Nathan Hindmarsh (" Hindy") 21 saved the best for last !

Just when you thought you would not get another like Ray Price along comes Nathan Hindmarsh. Not only an equal but better. Tough as teak and has never taken a backward step, or has gone down infinitum under the "magic sponge". If Hindy showed hurt then he was really hurt, which I have rarely seen. One of the Eels greatest and a true gentleman of the game. The "thank god for Hindy Mantra" is often repeated when considering the points that could have been scored against the Eels if he were not on the field. Gus Gould's comments "NATHAN HINDMARSH" speak volumes of his regard for this man's commitment to the game. Also a superb running passing forward in his hey day and could hurt you in a front on tackle. Has been playing the latter part of his career with arthritis in his feet, but true to form no complaints from the great man. An Eels legend and is a "shoe in" for my Eels toughest !

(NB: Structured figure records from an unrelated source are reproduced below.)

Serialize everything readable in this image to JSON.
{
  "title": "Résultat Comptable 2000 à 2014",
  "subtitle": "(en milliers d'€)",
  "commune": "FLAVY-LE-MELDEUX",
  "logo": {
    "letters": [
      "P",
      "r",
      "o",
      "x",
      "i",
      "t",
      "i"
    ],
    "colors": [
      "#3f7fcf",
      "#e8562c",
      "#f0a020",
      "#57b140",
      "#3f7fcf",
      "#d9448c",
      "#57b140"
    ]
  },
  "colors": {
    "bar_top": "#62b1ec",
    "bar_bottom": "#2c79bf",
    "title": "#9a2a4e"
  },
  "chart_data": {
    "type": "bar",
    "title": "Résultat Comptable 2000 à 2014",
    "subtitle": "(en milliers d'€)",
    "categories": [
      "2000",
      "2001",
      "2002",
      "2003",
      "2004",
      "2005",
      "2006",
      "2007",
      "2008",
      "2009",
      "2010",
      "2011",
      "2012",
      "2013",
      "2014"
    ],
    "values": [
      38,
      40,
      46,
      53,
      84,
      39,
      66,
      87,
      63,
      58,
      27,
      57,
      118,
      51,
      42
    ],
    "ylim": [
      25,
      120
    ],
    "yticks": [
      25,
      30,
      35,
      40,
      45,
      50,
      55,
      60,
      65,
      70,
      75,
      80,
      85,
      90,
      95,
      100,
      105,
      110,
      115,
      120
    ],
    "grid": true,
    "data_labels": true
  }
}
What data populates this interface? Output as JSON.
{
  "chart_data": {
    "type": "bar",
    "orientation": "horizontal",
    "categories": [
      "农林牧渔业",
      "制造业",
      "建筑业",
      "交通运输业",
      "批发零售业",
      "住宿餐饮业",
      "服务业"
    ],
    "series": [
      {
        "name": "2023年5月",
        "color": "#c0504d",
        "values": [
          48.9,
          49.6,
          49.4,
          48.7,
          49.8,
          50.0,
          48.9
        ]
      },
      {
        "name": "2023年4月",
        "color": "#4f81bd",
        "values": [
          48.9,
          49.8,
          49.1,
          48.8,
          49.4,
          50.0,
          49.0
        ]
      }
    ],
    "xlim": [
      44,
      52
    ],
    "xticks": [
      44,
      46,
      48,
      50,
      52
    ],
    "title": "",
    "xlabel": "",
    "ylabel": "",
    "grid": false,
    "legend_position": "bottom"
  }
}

and i think FUI FUI deserves an honourable mention aswell, he has tonnes of heart n courage....

Agree x 10 on Fui!

 Agree with FUI . Glad he signed up again. RS wont be glad but only proves that he is wrong again.

Roberts should play first grade.

 Sorry , that should have been Robert should not play 1st Grade.

I have no problem with Fui and am glad you guys are adding to the blog, thats what its for. Any up and coming prop/ second rower could do a lot worse than learn from Fui on how to take the ball up with venom. I have not seen a more ferocious runner of the ball since Geoff Robinson ( the wild man) who played for the Bulldogs years back and he was a real crowd pleaser too !

Wow, amazing blog matchreport. Thank you!

I was a big fan of Michael Mosely too, Snake. 

From memory Mosely got pushed out of Parra very suddenly. Does anyone remember why?